Struggling power utility Eskom has seen a massive shake-up on Thursday as its chief executive Tshediso Matona was suspended from the organisation barely six months after taking office.
Matona and three other senior executives were “asked to step aside” by Eskom’s board in an effort to turn things around, according to board chairperson Zola Tsotsi.
“To ensure that this process is as transparent and uninhibited as possible the Board has also resolved that four of its senior executives, including the chief executive, should step down for the duration of this enquiry,” he said.
Tsotsi has insisted that the suspensions are not related to any wrongdoing.
The suspensions come while Eskom has set up an independent enquiry on the current status of the business and its challenges.
This “fact-finding enquiry” is set to give an analysis on:
- The poor performance of generation plants;
- Delays in bringing the new generation plant on-stream;
- High costs of primary energy; and
- Cash flow challenges.
“We invoked the term suspension but there is no intent or suspicion of wrongdoing. No charges were laid against them. There were suspensions because we feel it’s important that the excercise is carried on in an unfettered environment,” Tsotsi told a media conference in Johannesburg.
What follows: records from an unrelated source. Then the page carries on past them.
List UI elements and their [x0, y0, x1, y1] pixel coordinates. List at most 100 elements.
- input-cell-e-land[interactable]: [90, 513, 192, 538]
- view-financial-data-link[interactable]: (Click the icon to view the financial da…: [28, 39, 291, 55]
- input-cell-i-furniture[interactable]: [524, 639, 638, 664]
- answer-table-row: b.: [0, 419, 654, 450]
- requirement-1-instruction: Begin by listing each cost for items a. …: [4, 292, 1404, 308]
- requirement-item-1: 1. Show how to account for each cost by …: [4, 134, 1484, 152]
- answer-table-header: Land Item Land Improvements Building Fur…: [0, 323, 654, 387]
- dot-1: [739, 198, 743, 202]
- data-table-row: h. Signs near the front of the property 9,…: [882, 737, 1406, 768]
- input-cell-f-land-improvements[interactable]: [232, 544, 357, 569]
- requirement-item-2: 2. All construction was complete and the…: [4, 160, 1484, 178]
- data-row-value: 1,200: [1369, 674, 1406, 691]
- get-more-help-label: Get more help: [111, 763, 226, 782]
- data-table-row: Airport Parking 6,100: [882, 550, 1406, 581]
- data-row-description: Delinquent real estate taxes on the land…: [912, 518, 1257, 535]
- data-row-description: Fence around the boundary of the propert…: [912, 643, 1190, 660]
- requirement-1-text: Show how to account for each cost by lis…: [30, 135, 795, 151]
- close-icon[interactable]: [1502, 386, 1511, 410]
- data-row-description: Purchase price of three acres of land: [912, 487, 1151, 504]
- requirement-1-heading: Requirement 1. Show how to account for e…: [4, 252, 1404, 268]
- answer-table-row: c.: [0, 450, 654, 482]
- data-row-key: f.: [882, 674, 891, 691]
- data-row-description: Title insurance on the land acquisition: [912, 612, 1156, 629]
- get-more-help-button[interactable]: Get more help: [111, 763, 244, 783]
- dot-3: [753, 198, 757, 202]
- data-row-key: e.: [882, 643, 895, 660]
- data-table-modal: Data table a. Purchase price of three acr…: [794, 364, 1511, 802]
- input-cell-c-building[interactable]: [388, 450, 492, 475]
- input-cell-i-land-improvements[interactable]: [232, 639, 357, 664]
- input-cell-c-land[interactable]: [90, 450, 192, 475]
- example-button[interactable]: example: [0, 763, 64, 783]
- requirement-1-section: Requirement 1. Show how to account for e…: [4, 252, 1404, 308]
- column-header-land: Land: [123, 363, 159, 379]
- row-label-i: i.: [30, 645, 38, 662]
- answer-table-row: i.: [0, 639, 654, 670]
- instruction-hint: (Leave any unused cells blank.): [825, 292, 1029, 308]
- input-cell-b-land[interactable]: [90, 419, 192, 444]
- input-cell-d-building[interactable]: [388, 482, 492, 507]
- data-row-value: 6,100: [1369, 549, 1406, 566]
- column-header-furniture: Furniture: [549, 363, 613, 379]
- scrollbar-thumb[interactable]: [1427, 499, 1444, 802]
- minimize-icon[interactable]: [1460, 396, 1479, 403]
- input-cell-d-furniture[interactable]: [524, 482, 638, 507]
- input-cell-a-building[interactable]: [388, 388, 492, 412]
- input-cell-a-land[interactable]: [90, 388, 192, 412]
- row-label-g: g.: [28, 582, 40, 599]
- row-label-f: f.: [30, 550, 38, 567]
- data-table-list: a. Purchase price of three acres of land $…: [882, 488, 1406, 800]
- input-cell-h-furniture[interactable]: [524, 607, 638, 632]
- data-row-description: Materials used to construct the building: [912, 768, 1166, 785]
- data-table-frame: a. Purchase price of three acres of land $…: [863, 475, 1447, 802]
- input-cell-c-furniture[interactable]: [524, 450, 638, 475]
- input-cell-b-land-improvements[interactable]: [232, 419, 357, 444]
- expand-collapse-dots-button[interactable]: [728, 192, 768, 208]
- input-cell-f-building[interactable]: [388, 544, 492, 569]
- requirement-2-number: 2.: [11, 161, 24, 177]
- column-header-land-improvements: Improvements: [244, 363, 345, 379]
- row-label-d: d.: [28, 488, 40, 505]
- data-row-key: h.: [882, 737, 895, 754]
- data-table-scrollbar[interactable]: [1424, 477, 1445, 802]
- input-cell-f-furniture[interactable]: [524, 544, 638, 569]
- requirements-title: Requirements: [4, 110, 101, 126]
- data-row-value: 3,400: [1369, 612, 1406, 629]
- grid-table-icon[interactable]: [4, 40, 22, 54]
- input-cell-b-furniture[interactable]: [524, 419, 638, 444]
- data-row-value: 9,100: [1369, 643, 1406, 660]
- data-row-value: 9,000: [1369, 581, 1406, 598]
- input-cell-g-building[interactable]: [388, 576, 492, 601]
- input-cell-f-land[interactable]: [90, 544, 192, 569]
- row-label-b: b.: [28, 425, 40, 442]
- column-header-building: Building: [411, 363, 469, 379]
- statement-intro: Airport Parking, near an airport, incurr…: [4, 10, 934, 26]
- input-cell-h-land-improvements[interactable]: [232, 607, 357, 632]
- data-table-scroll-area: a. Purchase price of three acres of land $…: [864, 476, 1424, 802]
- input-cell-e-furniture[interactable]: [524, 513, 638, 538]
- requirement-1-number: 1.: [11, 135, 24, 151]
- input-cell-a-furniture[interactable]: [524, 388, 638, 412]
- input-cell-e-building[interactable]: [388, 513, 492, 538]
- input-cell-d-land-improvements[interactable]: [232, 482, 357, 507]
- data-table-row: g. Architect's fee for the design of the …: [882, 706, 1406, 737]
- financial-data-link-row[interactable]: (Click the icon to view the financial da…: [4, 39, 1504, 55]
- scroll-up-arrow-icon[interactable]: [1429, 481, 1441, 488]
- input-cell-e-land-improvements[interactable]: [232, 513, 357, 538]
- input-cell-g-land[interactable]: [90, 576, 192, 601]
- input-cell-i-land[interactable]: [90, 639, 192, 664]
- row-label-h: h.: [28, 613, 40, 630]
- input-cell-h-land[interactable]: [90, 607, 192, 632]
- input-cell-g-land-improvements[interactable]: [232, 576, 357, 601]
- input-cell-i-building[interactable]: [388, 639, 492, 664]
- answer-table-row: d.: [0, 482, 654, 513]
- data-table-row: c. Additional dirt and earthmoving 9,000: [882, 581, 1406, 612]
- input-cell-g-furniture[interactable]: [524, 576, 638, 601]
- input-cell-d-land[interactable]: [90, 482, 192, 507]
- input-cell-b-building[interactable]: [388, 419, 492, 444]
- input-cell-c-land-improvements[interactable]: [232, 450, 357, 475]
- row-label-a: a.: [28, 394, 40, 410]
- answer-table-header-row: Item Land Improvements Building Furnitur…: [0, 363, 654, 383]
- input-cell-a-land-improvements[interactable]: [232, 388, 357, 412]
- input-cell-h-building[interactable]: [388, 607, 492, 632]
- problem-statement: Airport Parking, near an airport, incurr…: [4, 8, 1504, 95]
Other suspensions include Eskom’s financial director Tsholofelo Molefe, head of commercial and technology Matshela Koko, and head of group capital Dan Marokane.
“One of the current non-executive Board members, Mr Zethembe Khoza, has been asked to assume the position of interim chief executive. Mr Khoza will be supported by Ms Nonkululeko Veleti (Finance), Mr Abram Masango (Group Capital) and Mr Edwin Mabelane (Commercial and Technology),” Tsotsi announced.
He reiterated that there was no culpability implied or insinuated by the board to the suspended executives.
Despite the massive shake-up, Tsotsi would not admit that Eskom is in a crisis and maintains that they are facing “a set of challenges that can be overcome”.